Des CMA dans l'eau potable ont été établies pour trois radionucléides naturels (le 210Pb, le 226Ra et l'uranium total sous une forme chimique) et quatre radionucléides artificiels (le tritium, le 137Cs, le 90Sr et le 131I), qui sont les plus couramment décelés dans les sources d'eau canadiennes. Les CMA sont déterminées au moyen d'équations et de principes reconnus à l'échelle internationale, et reposent exclusivement sur des considérations de santé. Elles sont calculées à partir d'une dose de référence provenant de la consommation d'eau potable pendant un an, en supposant une consommation de 2 L/j à la CMA.
Les CMA des radionucléides ne tiennent pas compte des limites inhérentes aux procédés de traitement ou d'analyse. Le traitement des sources d'eau contenant des radionucléides doit être régi par le principe maintenant l'exposition à la valeur la plus faible qu'il soit raisonnablement possible d'atteindre, tout en tenant compte des facteurs sociaux et économiques. Les CMA s'appliquent à des conditions d'utilisation normales des sources d'eau existantes et nouvelles, mais ne s'appliquent pas à la contamination durant une situations d'urgence où d'importantes quantités de radionucléides sont rejetées dans l'environnement.

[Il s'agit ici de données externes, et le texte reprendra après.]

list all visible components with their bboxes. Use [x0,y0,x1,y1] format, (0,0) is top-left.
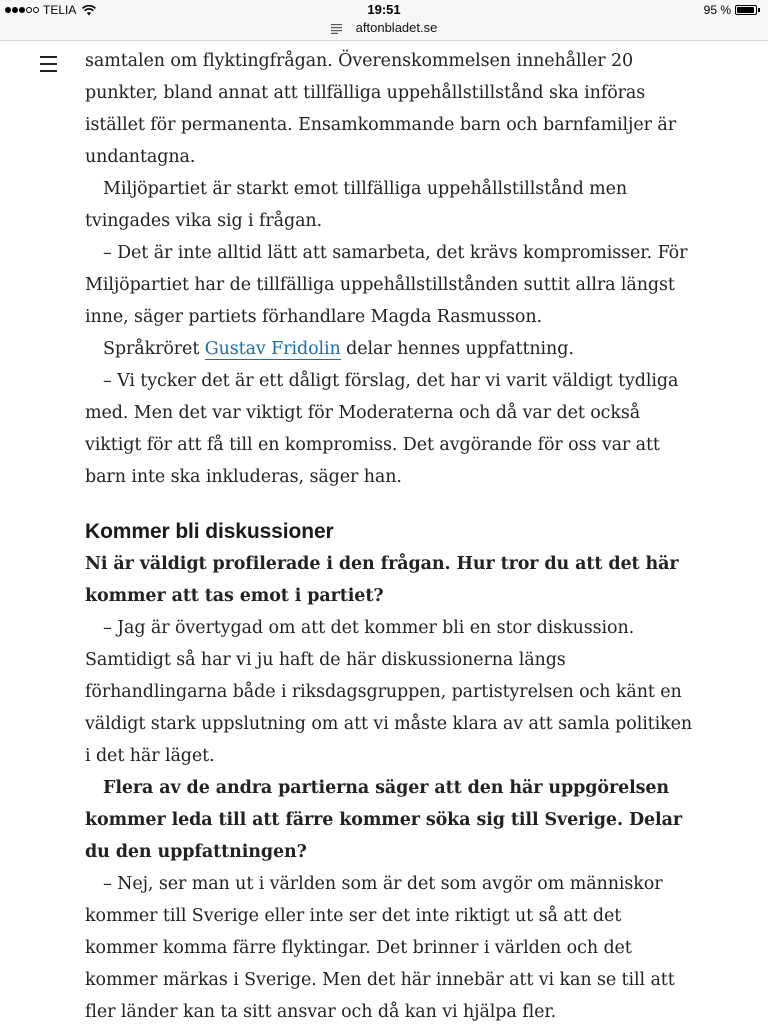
battery-group [704,3,760,17]
interview-question: Ni är väldigt profilerade i den frågan. Hur tror du att det här kommer att tas emot i partiet? [85,554,679,606]
interview-answer: – Nej, ser man ut i världen som är det som avgör om människor kommer till Sverige eller inte ser det inte riktigt ut så att det kommer komma färre flyktingar. Det brinner i världen och det kommer märkas i Sverige. Men det här innebär att vi kan se till att fler länder kan ta sitt ansvar och då kan vi hjälpa fler. [85,874,675,1022]
gustav-fridolin-link[interactable]: Gustav Fridolin [204,339,341,359]
article-paragraph: samtalen om flyktingfrågan. Överenskommelsen innehåller 20 punkter, bland annat att tillfälliga uppehållstillstånd ska införas istället för permanenta. Ensamkommande barn och barnfamiljer är undantagna. [85,51,676,167]
interview-answer: – Jag är övertygad om att det kommer bli en stor diskussion. Samtidigt så har vi ju haft de här diskussionerna längs förhandlingarna både i riksdagsgruppen, partistyrelsen och känt en väldigt stark uppslutning om att vi måste klara av att samla politiken i det här läget. [85,618,693,766]
url-text[interactable]: aftonbladet.se [355,20,438,35]
article-paragraph: Språkröret Gustav Fridolin delar hennes uppfattning. [103,339,574,359]
section-heading: Kommer bli diskussioner [85,520,334,543]
article-paragraph: – Det är inte alltid lätt att samarbeta, det krävs kompromisser. För Miljöpartiet har de tillfälliga uppehållstillstånden suttit allra längst inne, säger partiets förhandlare Magda Rasmusson. [85,243,688,327]
status-bar [0,0,768,20]
battery-icon [735,5,757,15]
reader-view-icon[interactable] [331,24,342,34]
address-bar[interactable] [0,20,768,41]
clock: 19:51 [367,2,401,17]
hamburger-menu-icon[interactable] [40,56,57,72]
article-paragraph: Miljöpartiet är starkt emot tillfälliga uppehållstillstånd men tvingades vika sig i frågan. [85,179,628,231]
interview-question: Flera av de andra partierna säger att den här uppgörelsen kommer leda till att färre kommer söka sig till Sverige. Delar du den uppfattningen? [85,778,682,862]
battery-percent: 95 % [703,3,731,17]
article-body [85,45,695,1028]
article-paragraph: – Vi tycker det är ett dåligt förslag, det har vi varit väldigt tydliga med. Men det var viktigt för Moderaterna och då var det också viktigt för att få till en kompromiss. Det avgörande för oss var att barn inte ska inkluderas, säger han. [85,371,679,487]
carrier-name: TELIA [43,3,77,17]
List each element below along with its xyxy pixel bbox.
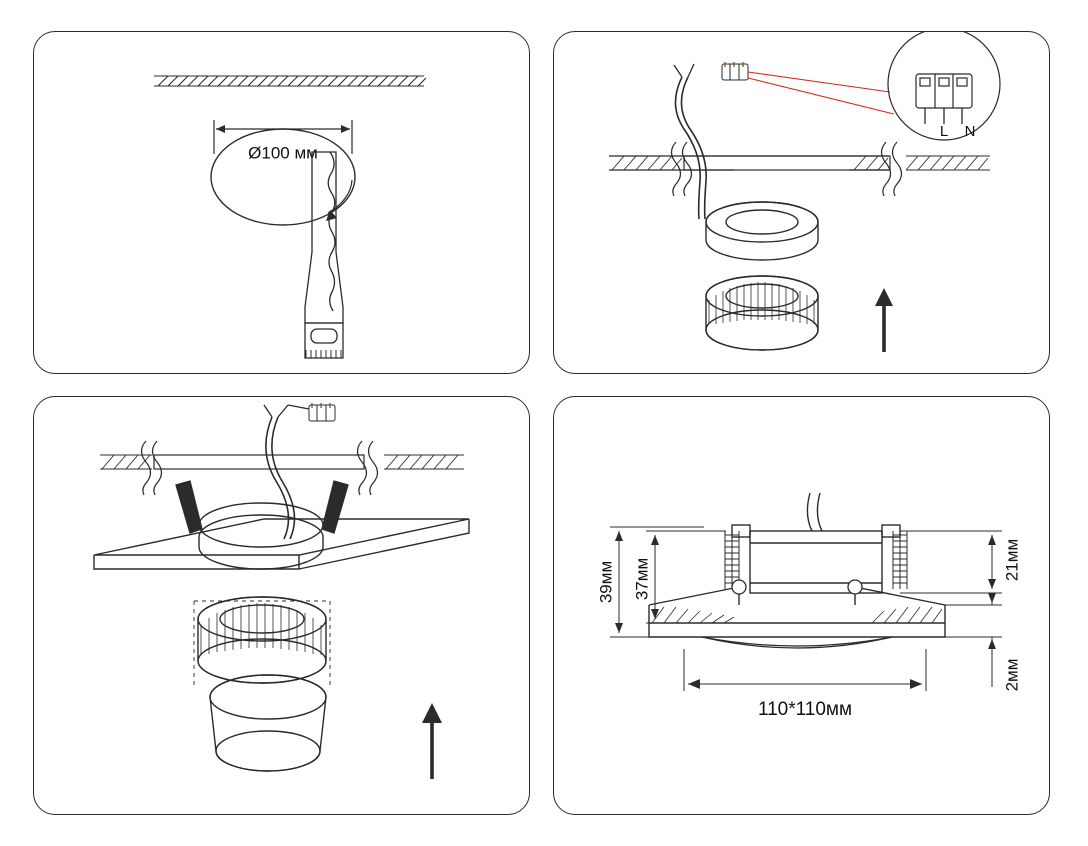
fixture-ring-knurl bbox=[201, 603, 321, 655]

Le risque pour la santé associé à l'ingestion d'eau potable contaminée au radon est jugé négligeable, puisque la plupart du radon fuit par le robinet ou la sortie d'eau, ne laissant ainsi qu'une quantité minime dans l'eau. Il convient néanmoins de noter que des concentrations suffisamment élevées de radon dans l'eau potable peuvent faire varier considérablement les concentrations de radon dans l'air. Lorsque les concentrations annuelles moyennes de radon dans l'air intérieur des aires d'habitation normales sont supérieures à 200 Bq/m3, la source de radon devrait être examinée, notamment par la surveillance des concentrations dans l'eau potable. Si les concentrations de radon dans l'eau potable dépassent 2 000 Bq/L, il est alors recommandé de prendre des mesures visant à limiter la migration du radon dans l'eau potable vers l'air intérieur.